Bush diary secrets

An inside look at the former president's dirt and doodles

Topics: Satire,

Bush diary secrets (Credit: AP/Pablo Martinez Monsivais/Benjamin Wheelock)

The White House diary of George W. Bush, which the 43rd president faithfully maintained throughout his two terms in office, has created a media firestorm and stirred both controversy and intrigue since it was published by the New York Times on its Web site early yesterday morning. The diary has already received more than 35 million hits.

Critics of the former president are pointing to the diary as evidence that Mr. Bush was a detached and disinterested commander-in-chief who was out of his depth as president. “At one of the most important moments of his presidency, all the guy was thinking about was food,” said longtime democratic strategist Bob Shrum, in reference to what has quickly become the most widely discussed section of the diary: a fourteen-page entry written on the eve of the Iraq War in which the president vents about the quality of the White House food, specifically the poor selection of comfort snacks, his dissatisfaction with the chimichangas and his ongoing frustration with the size of the hamburgers.

“If a chimichanga isn’t deep fried then it’s JUST A BURRITO!” wrote the frustrated president. “I spent most of last week down in the kitchen showing Roland how to do it, but he still doesn’t get it,” the president fumed, in an apparent reference to former White House Chef Roland Mesnier. Mr. Bush also complained about the quality of the White House snacks, dismissing them altogether as “wussy granola things.” He went on to list his “300 all-time favorite snax,” which included barbecue Boogie Woogies, mashed up Funyons mixed with Cheeze-Itz and Goobers dipped in tartar sauce. But the president seemed particularly distressed when writing about the size of the White House hamburgers. “A hamburger the size of my palm ain’t a real hamburger,” complained the president, “It’s a breakfast patty!!!” On the following pages he scrawled ‘WHERE’S THE BEEF?” over 300 times.

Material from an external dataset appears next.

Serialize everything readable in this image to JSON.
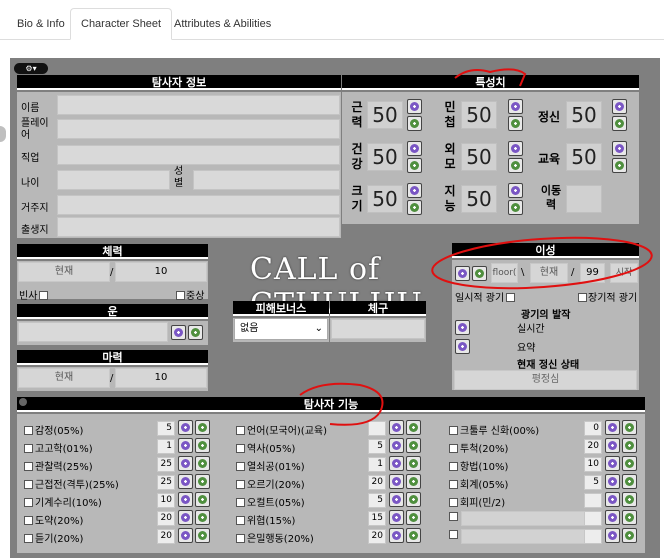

Many of the entries are difficult to interpret because of their brevity. On the night of March 22, 2001, for example, Mr. Bush simply wrote the word “stuff” and surrounded it with happy-faced questions marks. And in an entry dated November 17 of 2002, the president wrote, “Those things over there are weird,” but declined to elaborate. On Christmas Eve of the following year, the president simply wrote, “Fat dude from Gilligan’s Island.”

Many of the president’s diary entries do not contain any words, but are simply drawings of characters from popular animated children’s programs. Mr. Bush seemed to particularly enjoy drawing Snuffleupagus, Clifford the Big Red Dog and Baby Huffington, an infant bunny featured in the highly rated “Max & Ruby” series. Several professional artists have already praised the president’s work. “Sure, his early Cliffords lack polish,” said Simon Hannay, a professor of drawing at the Rhode Island School of Design. “But the later Cliffords, particularly the last couple thousand he drew during the financial crisis, are very, very professional.” Mr. Bush also drew several original animated characters, including Vegas Larry, Cool War Dudes and Mean Phil, an angry talking toilet.

The president also describes occasional disagreements with his advisors. On June 22nd, 2007, Mr. Bush wrote of his frustration with Secretary of Defense Donald Rumsfeld who, during an emergency meeting in the Situation Room, disagreed with Mr. Bush’s assertion that Ikea, the popular ready-to-assemble furniture store, was a country in Australia. On another occasion, Mr. Bush writes that Condoleeza Rice talked him out of creating a national holiday to honor Cody Abramson, the inventor of the Slip-’n-Slide.

Mr. Bush writes about his successor on only one occasion, in August of 2008, when then-candidate Barack Obama was running for president. “Yobama reminds me of that dude from that one movie about that other dude with that thing.”

A spokesman for President Bush declined to comment for this article.